# A Quick Tutorial for Implicit Deep Learning

This tutorial introduces the **Implicit Deep Learning** (IDL) framework using the `idl` package in 3 main parts:

1. **A Simple Example**
    - Implicit Model
    - Implcit RNN
    - State-driven Implicit Model (SIM)
3. **Custom Activation for Implicit model**
4. **Implicit model as a layer**

## 1. A Simple Example

This section provides a quick guide on how to use our package. With just a few lines of code, you can get started effortlessly.
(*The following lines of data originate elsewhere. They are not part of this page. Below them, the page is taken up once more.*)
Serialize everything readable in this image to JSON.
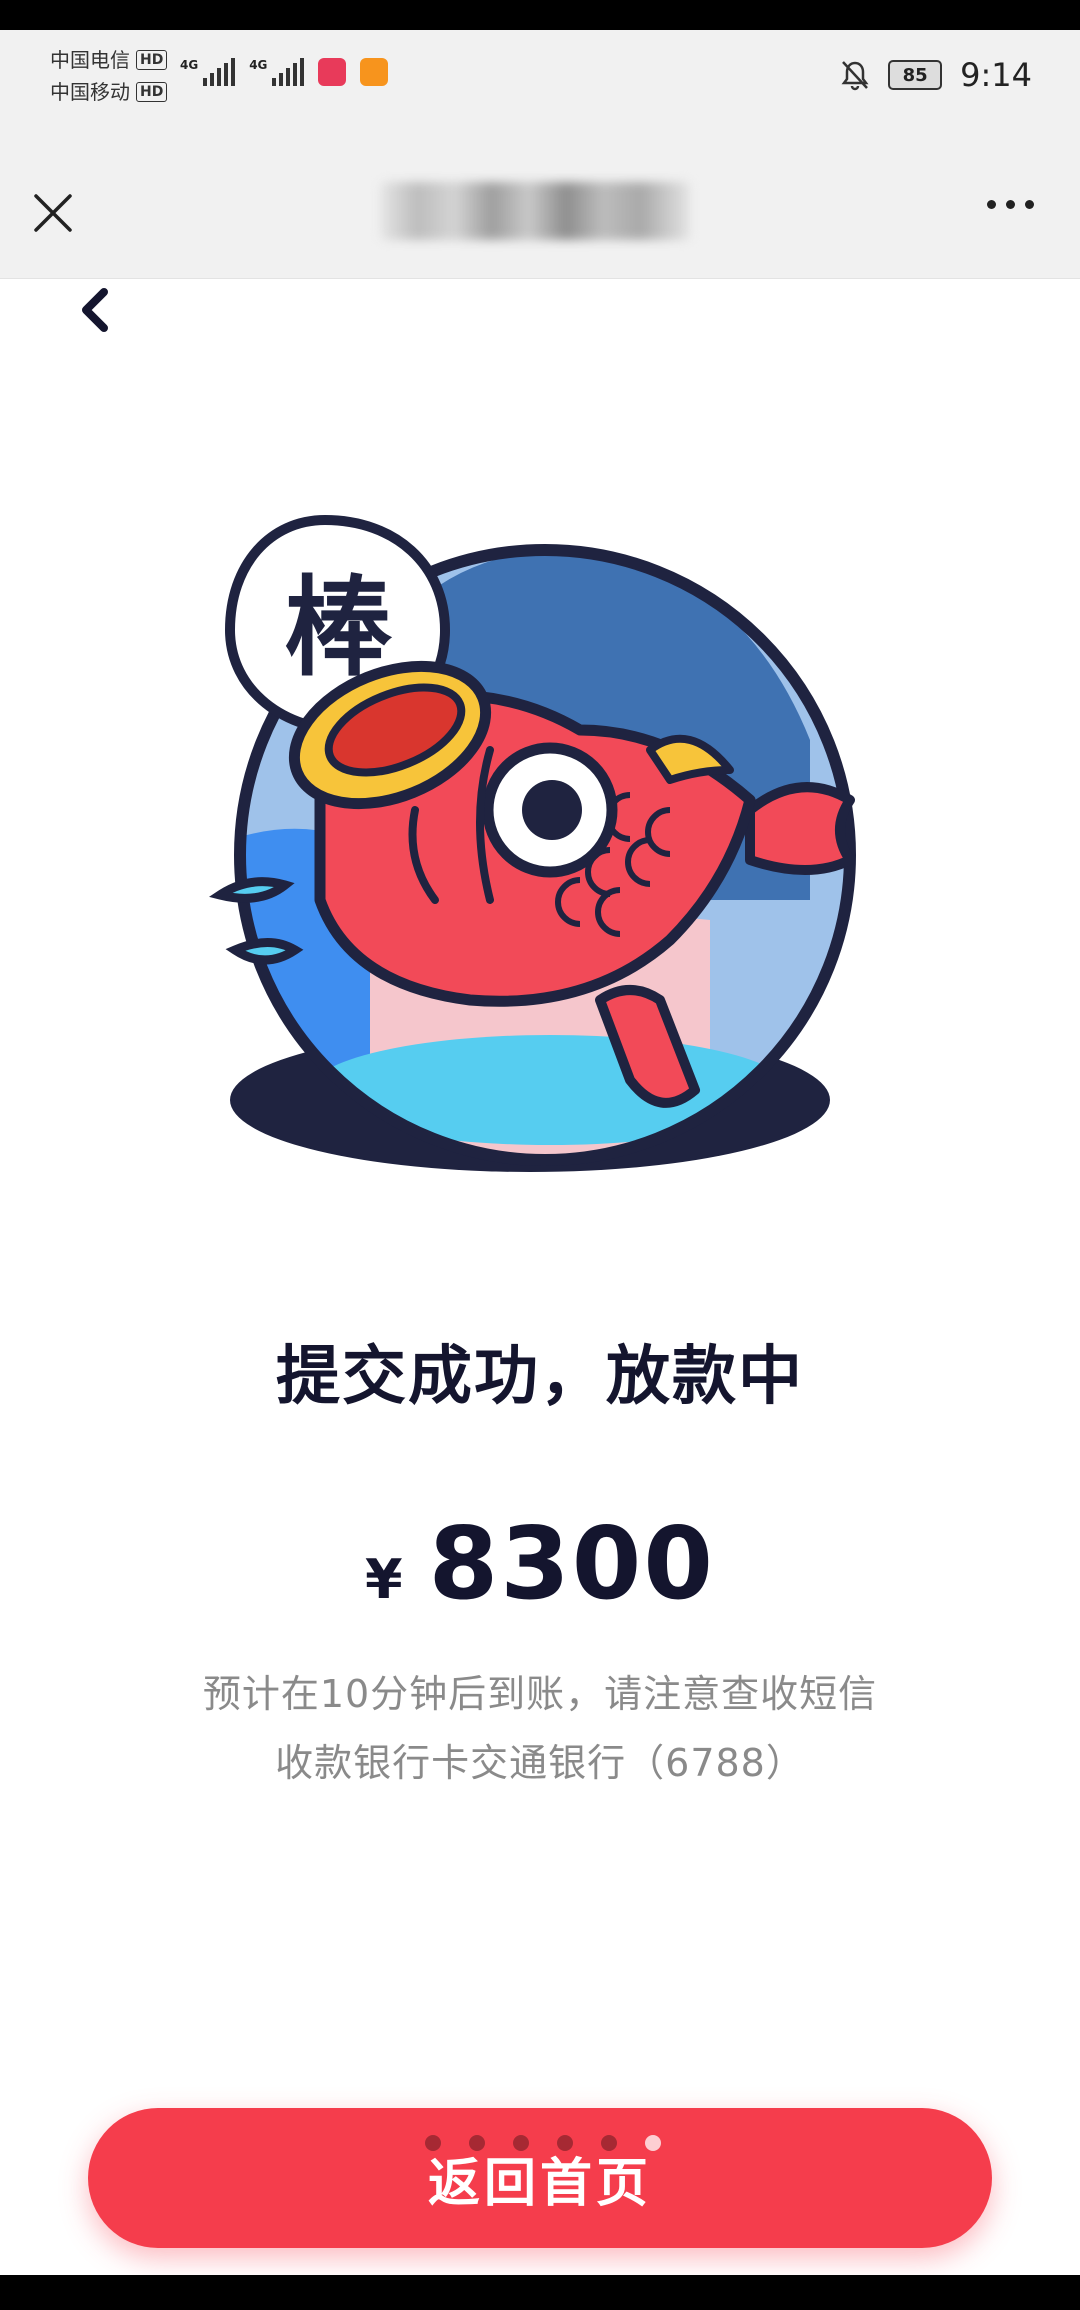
{
  "status_bar": {
    "carrier_1": "中国电信",
    "carrier_2": "中国移动",
    "hd_label": "HD",
    "network_1": "4G",
    "network_2": "4G",
    "battery_level": "85",
    "time": "9:14"
  },
  "page": {
    "badge_text": "棒",
    "title": "提交成功，放款中",
    "currency_symbol": "¥",
    "amount": "8300",
    "note_line1": "预计在10分钟后到账，请注意查收短信",
    "note_line2": "收款银行卡交通银行（6788）"
  },
  "footer": {
    "home_button_label": "返回首页",
    "pager_dot_count": 6,
    "pager_active_index": 5
  },
  "colors": {
    "accent_red": "#f53d4c",
    "title_text": "#14152e",
    "note_text": "#8a8a8a"
  }
}
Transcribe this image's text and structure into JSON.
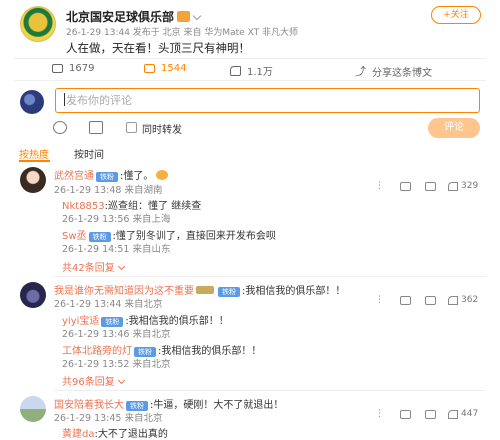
{
  "post": {
    "author": "北京国安足球俱乐部",
    "meta": "26-1-29 13:44 发布于 北京 来自 华为Mate XT 非凡大师",
    "follow_label": "+关注",
    "text": "人在做，天在看！头顶三尺有神明！",
    "stats": {
      "reposts": "1679",
      "comments": "1544",
      "likes": "1.1万",
      "share": "分享这条博文"
    }
  },
  "composer": {
    "placeholder": "发布你的评论",
    "repost_label": "同时转发",
    "submit_label": "评论"
  },
  "tabs": [
    {
      "label": "按热度",
      "active": true
    },
    {
      "label": "按时间",
      "active": false
    }
  ],
  "comments": [
    {
      "name": "武然宫通",
      "badge": "铁粉",
      "text": ":懂了。",
      "meta": "26-1-29 13:48 来自湖南",
      "likes": "329",
      "replies": [
        {
          "name": "Nkt8853",
          "text": ":巡查组：懂了 继续查",
          "meta": "26-1-29 13:56 来自上海"
        },
        {
          "name": "Sw丞",
          "badge": "铁粉",
          "text": ":懂了别冬训了，直接回来开发布会呗",
          "meta": "26-1-29 14:51 来自山东"
        }
      ],
      "total": "共42条回复"
    },
    {
      "name": "我是谁你无需知道因为这不重要",
      "badge": "铁粉",
      "text": ":我相信我的俱乐部！！",
      "meta": "26-1-29 13:44 来自北京",
      "likes": "362",
      "replies": [
        {
          "name": "yiyi宝适",
          "badge": "铁粉",
          "text": ":我相信我的俱乐部！！",
          "meta": "26-1-29 13:46 来自北京"
        },
        {
          "name": "工体北路旁的灯",
          "badge": "铁粉",
          "text": ":我相信我的俱乐部！！",
          "meta": "26-1-29 13:52 来自北京"
        }
      ],
      "total": "共96条回复"
    },
    {
      "name": "国安陪着我长大",
      "badge": "铁粉",
      "text": ":牛逼，硬刚！大不了就退出！",
      "meta": "26-1-29 13:45 来自北京",
      "likes": "447",
      "replies": [
        {
          "name": "黄建da",
          "text": ":大不了退出真的",
          "meta": ""
        }
      ]
    }
  ],
  "colors": {
    "accent": "#ff8200",
    "name": "#eb7350",
    "badge": "#5b9be3"
  }
}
Before proceeding, please ensure you have installed the required packages by following the [installation](https://github.com/HoangP8/Implicit-Deep-Learning?tab=readme-ov-file#installation) instructions.

#### 1a. `ImplicitModel`

`ImplicitModel` is the most fundamental implicit model. Unlike traditional architectures, it solves an fixed-point equation to find hidden states. For details on its parameters and the underlying intuition, please refer to the [documentation](https://implicit-deep-learning.readthedocs.io/en/latest/api/idl.html).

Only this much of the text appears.